Overall, the market has improved lives for buyers as homes have been made available more time on the market and some bargaining space has returned, according to Olivia Cooley, who owns her own real estate firm in Armo. became more tolerable.
Potential buyers may not need to bid higher than the asking price or agree to cover the difference between the selling price and the valuation, Cooley said.
Over the past two years, the Midland housing market has tilted heavily toward the seller side, with few homes available for bid and multiple bids being submitted quickly.
“It’s actually going backwards in favor of buyers,” she said.
This change is reflected in the number of homes in the Gran Colombia market, called current inventory. As recently as February, he had fewer than 1,400 cases in areas that included nearby Richland and Lexington counties, as well as Kershaw and Fairfield counties, according to SC Realtors. There are now over 1,900.
That’s still not a huge number by historical standards, said Taylor Oxendin, co-chief executive of the Central Carolina Association of Realtors. But it shows there is more balance in the market now than during most of the COVID-19 pandemic.
The market is now closer to the 2019 housing market than it has been at the breakneck pace of the past two years, Oxendine said.
According to Karen Yip, owner of Yip Premier Real Estate in Colombia, buyers have some time to ponder and negotiate their options. Bids for homes no longer have to be higher than the asking price, as they normally are, she said.
Cooley said those in the Midlands who sell homes have struggled to adapt to the new market.
They’ve heard that they received a ton of offers shortly after sellers put their homes up for sale earlier this year, but that’s not true for most of this summer. Not really,” Cooley said.
Some sellers have been forced to cut prices after weeks on the market, which is a very rare move in the past two years, Cooley said.

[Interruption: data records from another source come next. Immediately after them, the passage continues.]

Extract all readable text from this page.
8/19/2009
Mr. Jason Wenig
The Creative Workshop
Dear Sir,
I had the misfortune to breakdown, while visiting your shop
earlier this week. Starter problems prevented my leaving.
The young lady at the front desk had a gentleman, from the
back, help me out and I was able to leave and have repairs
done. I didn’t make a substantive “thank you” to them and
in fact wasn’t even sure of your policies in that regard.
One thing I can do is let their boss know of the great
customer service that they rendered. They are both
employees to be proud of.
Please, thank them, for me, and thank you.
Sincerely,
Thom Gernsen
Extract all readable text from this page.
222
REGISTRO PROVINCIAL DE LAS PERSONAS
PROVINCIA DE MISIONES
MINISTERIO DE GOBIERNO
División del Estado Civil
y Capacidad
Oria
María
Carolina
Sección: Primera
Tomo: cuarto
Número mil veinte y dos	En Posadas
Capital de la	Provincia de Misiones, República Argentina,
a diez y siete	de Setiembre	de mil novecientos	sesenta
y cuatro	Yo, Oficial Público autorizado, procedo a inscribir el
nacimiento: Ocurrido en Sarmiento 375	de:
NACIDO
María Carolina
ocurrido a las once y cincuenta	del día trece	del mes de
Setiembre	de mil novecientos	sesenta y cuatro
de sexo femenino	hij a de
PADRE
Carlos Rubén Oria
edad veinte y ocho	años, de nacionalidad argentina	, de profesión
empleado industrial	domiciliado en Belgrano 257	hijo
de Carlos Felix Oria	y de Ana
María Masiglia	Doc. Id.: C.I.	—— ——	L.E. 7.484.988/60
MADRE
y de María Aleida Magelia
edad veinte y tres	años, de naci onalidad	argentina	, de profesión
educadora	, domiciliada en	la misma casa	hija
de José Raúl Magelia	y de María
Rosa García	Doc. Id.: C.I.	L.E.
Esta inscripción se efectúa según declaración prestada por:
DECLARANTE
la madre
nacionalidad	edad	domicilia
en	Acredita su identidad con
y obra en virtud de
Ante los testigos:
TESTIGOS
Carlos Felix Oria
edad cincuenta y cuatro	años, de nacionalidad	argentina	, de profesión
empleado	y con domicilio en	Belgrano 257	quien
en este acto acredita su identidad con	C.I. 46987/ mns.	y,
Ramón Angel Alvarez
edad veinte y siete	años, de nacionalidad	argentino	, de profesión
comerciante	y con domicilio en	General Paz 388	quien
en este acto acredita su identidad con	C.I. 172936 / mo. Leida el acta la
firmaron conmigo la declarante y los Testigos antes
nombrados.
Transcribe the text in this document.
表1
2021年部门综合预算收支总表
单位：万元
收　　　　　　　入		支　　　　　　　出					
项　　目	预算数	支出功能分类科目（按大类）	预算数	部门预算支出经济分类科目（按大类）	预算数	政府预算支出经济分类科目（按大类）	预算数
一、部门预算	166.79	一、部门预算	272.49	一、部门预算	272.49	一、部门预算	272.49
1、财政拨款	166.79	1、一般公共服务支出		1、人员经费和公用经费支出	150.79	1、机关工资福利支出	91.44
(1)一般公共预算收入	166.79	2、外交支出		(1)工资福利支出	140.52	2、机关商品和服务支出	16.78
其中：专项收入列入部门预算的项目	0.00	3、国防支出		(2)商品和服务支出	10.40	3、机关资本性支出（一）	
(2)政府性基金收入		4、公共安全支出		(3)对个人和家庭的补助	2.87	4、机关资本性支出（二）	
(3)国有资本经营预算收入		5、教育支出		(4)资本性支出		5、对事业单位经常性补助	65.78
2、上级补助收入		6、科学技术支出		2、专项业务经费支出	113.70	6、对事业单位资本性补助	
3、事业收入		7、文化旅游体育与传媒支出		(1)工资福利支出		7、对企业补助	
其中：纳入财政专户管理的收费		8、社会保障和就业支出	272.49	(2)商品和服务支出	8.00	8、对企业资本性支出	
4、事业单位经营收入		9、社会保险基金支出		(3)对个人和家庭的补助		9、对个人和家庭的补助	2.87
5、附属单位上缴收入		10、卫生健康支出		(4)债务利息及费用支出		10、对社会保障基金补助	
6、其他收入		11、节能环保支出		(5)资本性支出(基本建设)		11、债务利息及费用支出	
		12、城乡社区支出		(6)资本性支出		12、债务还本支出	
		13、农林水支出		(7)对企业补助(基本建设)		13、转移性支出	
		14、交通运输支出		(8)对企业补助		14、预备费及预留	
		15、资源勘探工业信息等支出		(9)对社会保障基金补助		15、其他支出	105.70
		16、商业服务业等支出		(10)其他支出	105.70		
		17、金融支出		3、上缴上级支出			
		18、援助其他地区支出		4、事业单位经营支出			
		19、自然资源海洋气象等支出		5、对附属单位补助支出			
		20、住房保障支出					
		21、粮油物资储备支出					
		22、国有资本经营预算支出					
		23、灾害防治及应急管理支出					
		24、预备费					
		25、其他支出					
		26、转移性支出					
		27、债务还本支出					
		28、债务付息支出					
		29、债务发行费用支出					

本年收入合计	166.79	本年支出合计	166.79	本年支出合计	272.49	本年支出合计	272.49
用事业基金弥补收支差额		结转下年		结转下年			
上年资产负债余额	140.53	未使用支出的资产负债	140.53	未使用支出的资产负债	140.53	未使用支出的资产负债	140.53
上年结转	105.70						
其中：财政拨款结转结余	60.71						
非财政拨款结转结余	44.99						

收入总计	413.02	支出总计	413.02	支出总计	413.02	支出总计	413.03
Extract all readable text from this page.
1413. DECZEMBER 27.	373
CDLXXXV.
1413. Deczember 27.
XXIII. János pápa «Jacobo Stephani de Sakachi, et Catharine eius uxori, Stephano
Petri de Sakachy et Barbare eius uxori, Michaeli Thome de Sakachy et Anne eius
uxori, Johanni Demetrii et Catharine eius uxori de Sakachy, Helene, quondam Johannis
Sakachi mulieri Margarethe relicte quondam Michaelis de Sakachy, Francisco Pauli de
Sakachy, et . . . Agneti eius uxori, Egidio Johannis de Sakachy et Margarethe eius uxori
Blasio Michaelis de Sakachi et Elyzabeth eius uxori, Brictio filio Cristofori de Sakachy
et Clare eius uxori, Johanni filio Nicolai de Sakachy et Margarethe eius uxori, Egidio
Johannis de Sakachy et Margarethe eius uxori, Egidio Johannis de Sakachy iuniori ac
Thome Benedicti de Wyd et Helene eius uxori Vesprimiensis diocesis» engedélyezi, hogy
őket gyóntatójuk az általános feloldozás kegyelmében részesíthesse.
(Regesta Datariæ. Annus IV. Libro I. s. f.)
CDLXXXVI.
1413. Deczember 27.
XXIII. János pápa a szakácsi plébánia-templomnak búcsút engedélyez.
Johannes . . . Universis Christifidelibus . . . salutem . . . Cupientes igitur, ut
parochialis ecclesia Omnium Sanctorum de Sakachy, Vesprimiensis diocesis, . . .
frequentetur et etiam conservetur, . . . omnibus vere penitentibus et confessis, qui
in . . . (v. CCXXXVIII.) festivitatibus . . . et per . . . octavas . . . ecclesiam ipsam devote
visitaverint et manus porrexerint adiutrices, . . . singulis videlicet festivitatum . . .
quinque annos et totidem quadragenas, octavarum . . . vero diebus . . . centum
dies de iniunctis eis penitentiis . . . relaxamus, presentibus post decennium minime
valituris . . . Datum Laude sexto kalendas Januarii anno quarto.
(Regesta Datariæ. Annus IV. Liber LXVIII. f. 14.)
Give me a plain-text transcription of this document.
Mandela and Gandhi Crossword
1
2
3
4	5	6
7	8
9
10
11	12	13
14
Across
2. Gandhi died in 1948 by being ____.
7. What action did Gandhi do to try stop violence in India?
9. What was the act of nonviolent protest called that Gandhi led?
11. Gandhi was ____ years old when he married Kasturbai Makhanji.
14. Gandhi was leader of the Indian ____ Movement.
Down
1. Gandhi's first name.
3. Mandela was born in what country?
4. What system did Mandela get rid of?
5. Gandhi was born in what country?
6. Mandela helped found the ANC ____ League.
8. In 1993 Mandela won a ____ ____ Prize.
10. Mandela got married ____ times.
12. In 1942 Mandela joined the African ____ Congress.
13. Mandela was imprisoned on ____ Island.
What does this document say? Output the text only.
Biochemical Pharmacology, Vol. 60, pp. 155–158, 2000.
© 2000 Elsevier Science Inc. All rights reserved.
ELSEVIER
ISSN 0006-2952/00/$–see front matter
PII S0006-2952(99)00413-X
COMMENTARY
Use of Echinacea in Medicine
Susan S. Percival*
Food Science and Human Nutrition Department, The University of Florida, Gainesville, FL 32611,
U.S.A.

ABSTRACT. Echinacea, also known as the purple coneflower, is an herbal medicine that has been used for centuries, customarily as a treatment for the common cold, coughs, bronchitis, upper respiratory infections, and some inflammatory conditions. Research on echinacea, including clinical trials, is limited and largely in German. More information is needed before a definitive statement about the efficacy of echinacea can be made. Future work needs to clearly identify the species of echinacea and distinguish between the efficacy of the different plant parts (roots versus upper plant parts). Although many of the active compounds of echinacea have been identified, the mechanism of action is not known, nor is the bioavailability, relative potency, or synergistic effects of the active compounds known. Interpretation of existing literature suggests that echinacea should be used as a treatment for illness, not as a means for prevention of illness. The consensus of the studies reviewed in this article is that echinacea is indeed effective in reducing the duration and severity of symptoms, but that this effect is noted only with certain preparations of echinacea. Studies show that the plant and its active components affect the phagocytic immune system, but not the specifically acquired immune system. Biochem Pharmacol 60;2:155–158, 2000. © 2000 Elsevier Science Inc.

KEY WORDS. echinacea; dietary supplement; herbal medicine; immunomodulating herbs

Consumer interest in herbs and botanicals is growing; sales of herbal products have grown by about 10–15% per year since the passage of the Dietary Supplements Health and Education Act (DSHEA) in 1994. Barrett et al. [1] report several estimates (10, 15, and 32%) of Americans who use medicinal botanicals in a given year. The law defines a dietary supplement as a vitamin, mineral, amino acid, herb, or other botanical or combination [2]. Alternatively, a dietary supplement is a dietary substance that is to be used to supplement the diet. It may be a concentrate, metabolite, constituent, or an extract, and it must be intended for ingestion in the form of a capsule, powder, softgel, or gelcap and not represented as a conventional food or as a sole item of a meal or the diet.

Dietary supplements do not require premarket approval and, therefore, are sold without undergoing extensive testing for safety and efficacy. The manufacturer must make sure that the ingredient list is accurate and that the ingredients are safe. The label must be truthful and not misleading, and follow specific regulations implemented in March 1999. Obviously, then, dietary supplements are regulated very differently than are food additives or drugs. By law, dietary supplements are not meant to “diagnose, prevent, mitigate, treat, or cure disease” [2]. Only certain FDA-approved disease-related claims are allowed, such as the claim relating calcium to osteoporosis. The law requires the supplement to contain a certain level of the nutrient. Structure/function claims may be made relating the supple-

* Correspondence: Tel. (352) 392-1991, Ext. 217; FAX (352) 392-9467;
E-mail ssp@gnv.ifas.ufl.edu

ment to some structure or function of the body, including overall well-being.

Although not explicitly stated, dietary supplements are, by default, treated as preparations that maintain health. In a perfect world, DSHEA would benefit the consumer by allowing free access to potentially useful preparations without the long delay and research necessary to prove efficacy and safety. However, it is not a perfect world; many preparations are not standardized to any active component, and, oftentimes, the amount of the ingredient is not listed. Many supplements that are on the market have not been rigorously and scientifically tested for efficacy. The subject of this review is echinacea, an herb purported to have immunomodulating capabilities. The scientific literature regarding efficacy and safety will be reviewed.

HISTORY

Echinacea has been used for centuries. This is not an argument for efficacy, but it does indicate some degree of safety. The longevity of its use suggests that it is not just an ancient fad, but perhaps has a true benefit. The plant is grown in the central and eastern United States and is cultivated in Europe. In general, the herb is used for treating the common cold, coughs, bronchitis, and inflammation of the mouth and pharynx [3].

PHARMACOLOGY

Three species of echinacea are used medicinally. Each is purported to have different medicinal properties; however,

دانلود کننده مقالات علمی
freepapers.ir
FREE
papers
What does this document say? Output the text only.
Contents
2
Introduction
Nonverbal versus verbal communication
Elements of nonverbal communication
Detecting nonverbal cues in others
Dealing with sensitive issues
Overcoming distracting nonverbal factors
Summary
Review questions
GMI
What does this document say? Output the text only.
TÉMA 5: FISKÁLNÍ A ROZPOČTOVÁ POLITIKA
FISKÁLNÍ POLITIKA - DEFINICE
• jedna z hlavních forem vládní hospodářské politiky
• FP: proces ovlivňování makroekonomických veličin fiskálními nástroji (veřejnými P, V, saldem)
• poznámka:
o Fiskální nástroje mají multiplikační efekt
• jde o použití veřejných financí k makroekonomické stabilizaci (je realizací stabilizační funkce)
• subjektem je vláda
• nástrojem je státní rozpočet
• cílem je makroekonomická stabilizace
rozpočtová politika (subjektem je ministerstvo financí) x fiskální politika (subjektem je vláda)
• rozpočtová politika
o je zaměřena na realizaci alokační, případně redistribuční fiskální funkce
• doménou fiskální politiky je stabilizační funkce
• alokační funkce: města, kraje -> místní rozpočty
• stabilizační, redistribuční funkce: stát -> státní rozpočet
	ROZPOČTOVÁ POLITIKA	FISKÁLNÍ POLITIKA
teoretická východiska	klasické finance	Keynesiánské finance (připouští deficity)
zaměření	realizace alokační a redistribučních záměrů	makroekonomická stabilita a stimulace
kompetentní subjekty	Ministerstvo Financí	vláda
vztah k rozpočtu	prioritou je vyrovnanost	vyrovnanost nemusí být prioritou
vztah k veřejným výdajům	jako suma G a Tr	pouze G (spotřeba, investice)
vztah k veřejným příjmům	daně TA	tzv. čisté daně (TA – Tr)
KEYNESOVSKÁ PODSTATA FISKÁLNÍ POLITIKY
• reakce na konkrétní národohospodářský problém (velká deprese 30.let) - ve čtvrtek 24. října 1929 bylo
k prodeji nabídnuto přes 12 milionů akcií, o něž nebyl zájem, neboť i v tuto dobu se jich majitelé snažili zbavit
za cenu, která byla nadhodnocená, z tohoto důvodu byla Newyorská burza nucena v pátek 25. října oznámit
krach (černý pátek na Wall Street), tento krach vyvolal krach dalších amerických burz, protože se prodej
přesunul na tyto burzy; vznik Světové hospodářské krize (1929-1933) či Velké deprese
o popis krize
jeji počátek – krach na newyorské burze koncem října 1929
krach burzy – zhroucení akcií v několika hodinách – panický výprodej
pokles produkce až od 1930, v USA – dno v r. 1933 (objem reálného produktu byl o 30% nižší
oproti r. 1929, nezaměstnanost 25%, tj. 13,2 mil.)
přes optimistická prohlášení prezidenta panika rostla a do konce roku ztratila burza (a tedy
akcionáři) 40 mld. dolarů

SC Realtors June data shows homes are still selling at high prices close to historical standards. The median selling price was $282,000, up 20% from the same month in 2021.
One factor in the slowdown was that mortgage rates rose, especially early in the summer, but have calmed down recently. The average interest rate on a 30-year loan fell below 5% in the first week of August, according to federally backed mortgage firm Freddie Mac.
Stories of interest rates and high inflation in the news helped cool unsustainable markets. Yip calls this shift a “deceleration” rather than a recession.
The pace of the housing market auto race earlier this year has become more sustainable, Yip said. “Things are starting to get back to speed limits.”